Su Santa Gianna (1922-62) che morì dopo aver rifiutato le cure mediche a lei necessarie per salvare la vita della sua bambina non ancora nata

Sally Read

Tornando a casa nel Suffolk sono gli alberi d’inverno che
mi colpiscono: cartilaginei e intricati come bronchi in sezione.
Nessun ribollire di verde o piume. Ci vorrebbe
un brulicante calore per far germogliare la fede
di Giovanna, gli stormi di angeli surrogati

che immagino abbia convocato. Penso a lei
mentre entro in casa, e, in punta di piedi,
sistemo un barattolo sullo scaffale più alto in cucina. Così in alto –
così fuori dalla mia portata – che quasi scivola indietro
e cade a terra con fragore.

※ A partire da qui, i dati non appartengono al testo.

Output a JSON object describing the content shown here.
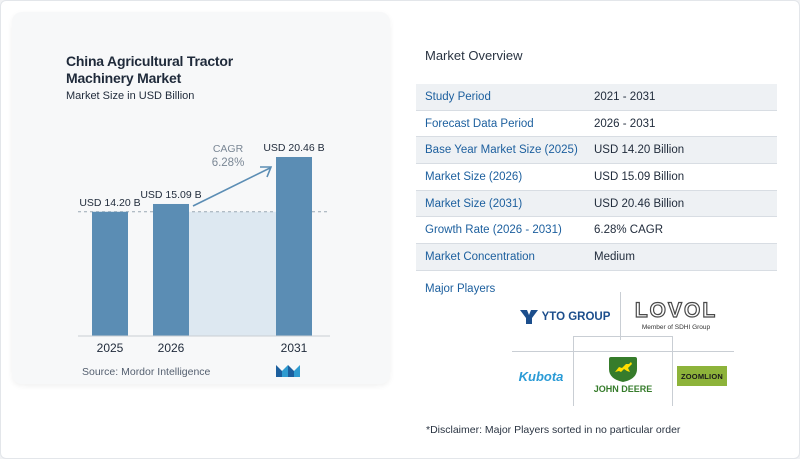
{
  "chart": {
    "title": "China Agricultural Tractor Machinery Market",
    "subtitle": "Market Size in USD Billion",
    "source": "Source:  Mordor Intelligence",
    "cagr_label": "CAGR",
    "cagr_value": "6.28%",
    "bar_labels": [
      "USD 14.20 B",
      "USD 15.09 B",
      "USD 20.46 B"
    ]
  },
  "chart_data": {
    "type": "bar",
    "categories": [
      "2025",
      "2026",
      "2031"
    ],
    "values": [
      14.2,
      15.09,
      20.46
    ],
    "title": "China Agricultural Tractor Machinery Market",
    "subtitle": "Market Size in USD Billion",
    "cagr": "6.28%"
  },
  "overview": {
    "title": "Market Overview",
    "rows": [
      {
        "key": "Study Period",
        "value": "2021 - 2031"
      },
      {
        "key": "Forecast Data Period",
        "value": "2026 - 2031"
      },
      {
        "key": "Base Year Market Size (2025)",
        "value": "USD 14.20 Billion"
      },
      {
        "key": "Market Size (2026)",
        "value": "USD 15.09 Billion"
      },
      {
        "key": "Market Size (2031)",
        "value": "USD 20.46 Billion"
      },
      {
        "key": "Growth Rate (2026 - 2031)",
        "value": "6.28% CAGR"
      },
      {
        "key": "Market Concentration",
        "value": "Medium"
      }
    ],
    "players_title": "Major Players",
    "players": [
      "YTO GROUP",
      "LOVOL",
      "Member of SDHI Group",
      "Kubota",
      "JOHN DEERE",
      "ZOOMLION"
    ],
    "disclaimer": "*Disclaimer: Major Players sorted in no particular order"
  },
  "colors": {
    "bar": "#5b8db4",
    "bar_light": "#dde8f1",
    "accent": "#1c5f9e",
    "deere_green": "#367c2b",
    "deere_yellow": "#ffde00",
    "zoomlion_bg": "#8db33a",
    "kubota": "#2a9bd6"
  }
}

Penso che lasciare un bambino

dev’essere così: sollevarlo verso
il futuro – lontano – oltre i confini possibili
dei polpastrelli impotenti. I neonati separati
dalle madri non hanno una casa in cui tornare;
l’aria può avere sempre l’odore di una casa altrui.

La mia bambina dorme, sebbene incubi nuovi
la sveglieranno, prove necessarie della perdita.
Fuori alberi dalle forme incostanti nel crepuscolo viscido;
una mente pronta potrebbe vederci un volto. Ma solo il mio
appare sul vetro, bianco ed esangue come fiamma.